The odds are stacked against Millennials to save effectively in advance of their retirement.

For starters, 20- and 30-somethings, also known as Generation Y, tend to have low financial literacy. Two-thirds of this demographic also has at least one source of long-term debt from the likes of car loans to student loans, while 30% have one kind of long-term debt.

All things considered, though, Millennials aren't doing quite as poorly when it comes to planning for their futures as the common perception holds, says Catherine Collinson, the president of the Los Angeles-based research institute Transamerica Center for Retirement Studies.

"A lack of income is the biggest deterrent for people [when it comes to saving]," Collinson said. "One of the things Millennials don't get enough credit for is if they have jobs they are saving for retirement at an age that is far younger than previous generations. They are doing an awesome job."

While the Transamerica Center for Retirement Studies estimates that 67% of people in their 20s are saving for retirement - with the median age of early savers standing at 22 - other studies offer varying portraits.

One survey conducted by online investing firm Scottrade in 2011 found that 60% of Gen Y-ers did not save for retirement the previous year, while another 2016 poll conducted by the Millennial advocacy group Young Invincibles found that just 43% of young people without employer-backed retirement plans say they are saving money consistently. Three-quarters of Millennials said they were able to save regularly when they had a 401(k) or other like plan to support them.

Experts who work in retirement and financial literacy agree that saving as early as possible has major benefits, though it is not easy to launch a retirement account when impediments like unstable income and debt pile up.
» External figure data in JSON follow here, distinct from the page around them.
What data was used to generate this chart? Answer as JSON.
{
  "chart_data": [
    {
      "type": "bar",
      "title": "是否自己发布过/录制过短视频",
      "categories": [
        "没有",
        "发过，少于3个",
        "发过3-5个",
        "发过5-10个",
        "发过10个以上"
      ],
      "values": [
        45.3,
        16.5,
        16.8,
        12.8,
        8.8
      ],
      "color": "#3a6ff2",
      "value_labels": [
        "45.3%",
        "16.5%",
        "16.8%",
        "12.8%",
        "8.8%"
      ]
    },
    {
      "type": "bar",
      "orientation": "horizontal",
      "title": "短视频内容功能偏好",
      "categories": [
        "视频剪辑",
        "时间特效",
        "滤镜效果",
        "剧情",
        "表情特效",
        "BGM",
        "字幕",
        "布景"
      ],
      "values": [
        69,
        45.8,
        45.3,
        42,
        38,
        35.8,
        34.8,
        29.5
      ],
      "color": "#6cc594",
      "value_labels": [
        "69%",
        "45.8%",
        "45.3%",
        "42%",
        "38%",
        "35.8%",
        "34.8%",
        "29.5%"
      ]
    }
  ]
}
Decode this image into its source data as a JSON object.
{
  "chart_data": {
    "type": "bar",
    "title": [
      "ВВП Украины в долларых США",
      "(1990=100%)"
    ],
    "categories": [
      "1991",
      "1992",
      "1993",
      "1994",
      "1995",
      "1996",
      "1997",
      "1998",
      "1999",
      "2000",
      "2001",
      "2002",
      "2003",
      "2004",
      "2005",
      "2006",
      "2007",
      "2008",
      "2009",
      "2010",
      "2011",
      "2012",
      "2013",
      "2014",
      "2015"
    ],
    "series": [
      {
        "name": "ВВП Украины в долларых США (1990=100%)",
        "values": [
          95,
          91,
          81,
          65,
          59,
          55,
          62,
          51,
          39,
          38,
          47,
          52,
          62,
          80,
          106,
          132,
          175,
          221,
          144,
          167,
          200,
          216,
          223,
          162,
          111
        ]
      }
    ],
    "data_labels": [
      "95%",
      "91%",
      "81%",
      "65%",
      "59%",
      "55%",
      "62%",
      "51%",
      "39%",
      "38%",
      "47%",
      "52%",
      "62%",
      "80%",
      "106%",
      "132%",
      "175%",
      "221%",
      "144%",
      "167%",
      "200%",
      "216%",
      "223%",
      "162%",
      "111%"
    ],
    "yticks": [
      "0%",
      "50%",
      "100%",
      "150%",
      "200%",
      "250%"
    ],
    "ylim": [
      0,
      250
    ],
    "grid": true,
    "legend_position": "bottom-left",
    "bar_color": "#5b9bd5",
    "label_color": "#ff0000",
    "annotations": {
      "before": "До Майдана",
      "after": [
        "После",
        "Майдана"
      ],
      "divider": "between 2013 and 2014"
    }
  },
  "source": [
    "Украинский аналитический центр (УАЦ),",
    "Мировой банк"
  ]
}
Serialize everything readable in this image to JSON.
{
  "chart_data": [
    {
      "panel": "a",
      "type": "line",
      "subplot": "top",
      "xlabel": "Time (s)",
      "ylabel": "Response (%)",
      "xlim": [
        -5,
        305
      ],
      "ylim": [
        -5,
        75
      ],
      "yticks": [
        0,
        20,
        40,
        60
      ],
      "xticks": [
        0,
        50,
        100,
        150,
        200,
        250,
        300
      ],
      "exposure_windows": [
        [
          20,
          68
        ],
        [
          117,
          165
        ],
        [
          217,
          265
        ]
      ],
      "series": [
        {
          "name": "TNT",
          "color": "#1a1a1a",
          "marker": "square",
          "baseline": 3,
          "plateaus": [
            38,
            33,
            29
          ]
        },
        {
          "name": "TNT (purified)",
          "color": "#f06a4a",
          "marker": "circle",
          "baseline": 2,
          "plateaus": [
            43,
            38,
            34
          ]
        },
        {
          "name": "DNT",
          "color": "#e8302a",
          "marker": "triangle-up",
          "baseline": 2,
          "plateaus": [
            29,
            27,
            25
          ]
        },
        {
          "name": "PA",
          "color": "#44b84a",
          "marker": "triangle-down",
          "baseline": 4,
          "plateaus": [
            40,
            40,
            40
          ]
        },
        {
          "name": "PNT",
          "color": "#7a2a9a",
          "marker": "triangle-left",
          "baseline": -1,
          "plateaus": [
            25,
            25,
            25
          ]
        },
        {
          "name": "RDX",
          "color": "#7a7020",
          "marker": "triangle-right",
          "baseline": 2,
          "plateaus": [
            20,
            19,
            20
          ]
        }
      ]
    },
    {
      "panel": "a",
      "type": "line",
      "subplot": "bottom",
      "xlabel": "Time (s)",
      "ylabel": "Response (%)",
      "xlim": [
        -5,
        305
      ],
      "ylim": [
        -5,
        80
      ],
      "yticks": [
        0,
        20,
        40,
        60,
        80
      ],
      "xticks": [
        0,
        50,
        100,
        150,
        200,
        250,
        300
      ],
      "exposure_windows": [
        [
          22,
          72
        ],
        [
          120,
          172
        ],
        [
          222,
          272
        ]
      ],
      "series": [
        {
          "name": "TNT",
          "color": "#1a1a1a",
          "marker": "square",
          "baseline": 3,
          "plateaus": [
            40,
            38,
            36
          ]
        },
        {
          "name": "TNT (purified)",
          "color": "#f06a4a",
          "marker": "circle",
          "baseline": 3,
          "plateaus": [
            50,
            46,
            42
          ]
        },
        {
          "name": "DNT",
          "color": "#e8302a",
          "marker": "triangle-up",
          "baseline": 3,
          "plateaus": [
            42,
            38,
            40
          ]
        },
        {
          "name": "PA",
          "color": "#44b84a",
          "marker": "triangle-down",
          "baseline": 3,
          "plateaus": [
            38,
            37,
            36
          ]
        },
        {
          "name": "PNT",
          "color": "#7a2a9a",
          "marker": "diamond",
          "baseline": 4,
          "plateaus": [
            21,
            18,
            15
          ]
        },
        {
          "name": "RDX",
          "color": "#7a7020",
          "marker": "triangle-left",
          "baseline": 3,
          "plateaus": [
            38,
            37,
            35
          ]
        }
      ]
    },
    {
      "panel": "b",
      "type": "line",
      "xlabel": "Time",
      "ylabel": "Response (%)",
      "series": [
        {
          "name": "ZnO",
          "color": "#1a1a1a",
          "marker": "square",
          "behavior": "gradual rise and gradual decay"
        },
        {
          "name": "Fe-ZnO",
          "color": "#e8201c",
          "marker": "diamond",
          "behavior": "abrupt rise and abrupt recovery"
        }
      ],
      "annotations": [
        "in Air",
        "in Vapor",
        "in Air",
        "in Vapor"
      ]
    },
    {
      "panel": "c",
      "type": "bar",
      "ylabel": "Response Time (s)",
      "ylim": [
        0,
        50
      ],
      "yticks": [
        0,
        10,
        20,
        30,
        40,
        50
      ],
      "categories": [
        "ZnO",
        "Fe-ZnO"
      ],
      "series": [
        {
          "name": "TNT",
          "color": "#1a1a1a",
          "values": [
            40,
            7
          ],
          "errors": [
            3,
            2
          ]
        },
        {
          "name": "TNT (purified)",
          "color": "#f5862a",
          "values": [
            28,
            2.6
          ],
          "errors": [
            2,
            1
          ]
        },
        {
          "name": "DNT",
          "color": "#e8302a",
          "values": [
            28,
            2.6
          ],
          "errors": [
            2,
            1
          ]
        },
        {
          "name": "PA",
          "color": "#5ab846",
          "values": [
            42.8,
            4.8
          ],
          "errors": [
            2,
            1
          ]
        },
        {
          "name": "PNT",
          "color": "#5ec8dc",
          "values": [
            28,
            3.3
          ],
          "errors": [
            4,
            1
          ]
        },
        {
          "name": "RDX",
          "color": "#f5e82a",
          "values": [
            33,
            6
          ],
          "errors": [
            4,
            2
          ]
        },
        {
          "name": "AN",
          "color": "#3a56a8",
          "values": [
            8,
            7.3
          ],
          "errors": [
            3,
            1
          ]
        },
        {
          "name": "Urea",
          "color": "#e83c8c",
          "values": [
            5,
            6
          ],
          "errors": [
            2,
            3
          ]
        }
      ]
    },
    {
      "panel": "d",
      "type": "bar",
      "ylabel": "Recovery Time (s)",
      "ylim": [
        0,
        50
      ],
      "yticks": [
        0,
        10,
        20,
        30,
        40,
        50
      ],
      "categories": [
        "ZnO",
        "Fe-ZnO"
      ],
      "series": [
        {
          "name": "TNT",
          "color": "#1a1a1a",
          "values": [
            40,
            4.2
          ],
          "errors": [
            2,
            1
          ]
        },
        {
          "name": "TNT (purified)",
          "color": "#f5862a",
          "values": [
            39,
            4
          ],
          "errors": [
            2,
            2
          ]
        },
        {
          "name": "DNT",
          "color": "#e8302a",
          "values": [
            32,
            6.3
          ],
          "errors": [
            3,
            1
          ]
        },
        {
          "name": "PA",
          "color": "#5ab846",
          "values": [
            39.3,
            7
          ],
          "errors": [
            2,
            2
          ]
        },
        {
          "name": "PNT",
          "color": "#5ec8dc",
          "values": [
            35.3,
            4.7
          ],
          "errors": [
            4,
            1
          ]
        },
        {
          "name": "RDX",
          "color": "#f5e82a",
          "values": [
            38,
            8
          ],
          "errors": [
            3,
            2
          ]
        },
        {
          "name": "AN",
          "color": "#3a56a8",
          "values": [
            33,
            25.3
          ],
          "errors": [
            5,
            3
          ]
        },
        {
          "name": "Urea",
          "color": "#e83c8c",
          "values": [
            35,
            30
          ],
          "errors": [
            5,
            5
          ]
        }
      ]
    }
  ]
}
Erik Carter, a senior resident financial planner at the El Segundo-based company Financial Finesse, says the "overall big mistake" he sees young people make is focusing too much on the short term, and not enough on the long term. This can come in form of not having an emergency fund, which could even be "the bank of mom and dad," Carter says, and also when it comes to paying off debts - particularly, high interest debts, like for credit cards.

Companies bring Financial Finesse on to talk with employees, ranging from low-wage workers to high-earners, about budgeting and saving strategies. Typically, people who sit down with Carter to run retirement calculators tend to be in fairly decent financial shape, but some clients continue to struggle with debt.

"The idea of saving for retirement is relatively new and has not been instilled in past generations, since people have had pension plans," Carter said. "Now with those plans disappearing and Social Security being cut in the future, there is kind of a mind shift in many ways."

The most common question Carter hears from clients, he said, is, "Am I saving enough?"

"Most people have no idea whether they are on track or not," he added.

Some new retirement options are emerging for Millennials that can make it easier for people to save, even without the formal support of employer-matched plans. A growing number of states, including Washington and New Jersey, have created their own retirement plans that may allow for independent workers to opt in and allow employers to enroll employees automatically who lack plans.

Younger people thinking down the road could also consider the six-month-old MyRa, a federal government-backed starter account that could eventually feed into an IRA. Unlike IRAs, which can be tricky to navigate and pricey, given fees, the MyRA lets people deposit any amount of money into their fund, without any minimum balance on contribution requirement. The money then goes into a government treasury bond. Once a person's MyRA reaches $15,000, the idea is it to turn over into a regular IRA.

The program would not allow people to save as quickly as they would with the help of a 401(k), but it could give young workers a head start.

Workers earning less than $50,000 for their annual household income can also take advantage of a little-known federal tax credit of $1,000 to $2,000 and apply it to their retirement savings, whether executed through a 401(k), an IRA, a 403(b) or MyRa.

Saving early on can help foster good financial habits that keep, says Collinson, even if people are not able to save more than a few dollars a month.

"$5 may not be enough to fund a full nest egg, but what happens is people get into the habit and that becomes really empowering," she explained. "It all adds up over time."

Erin Hemlin, the national director of training and consumer education for Young Invincibles, agrees that saving a small amount can make a "tremendous difference in the long run," even as the average debt for student loans has hit nearly $30,000.

"We hear a lot that the concern, the fear around the amount of debt people have is very intimidating," Hemlin said. "It's about seeing what the options are with what your income is."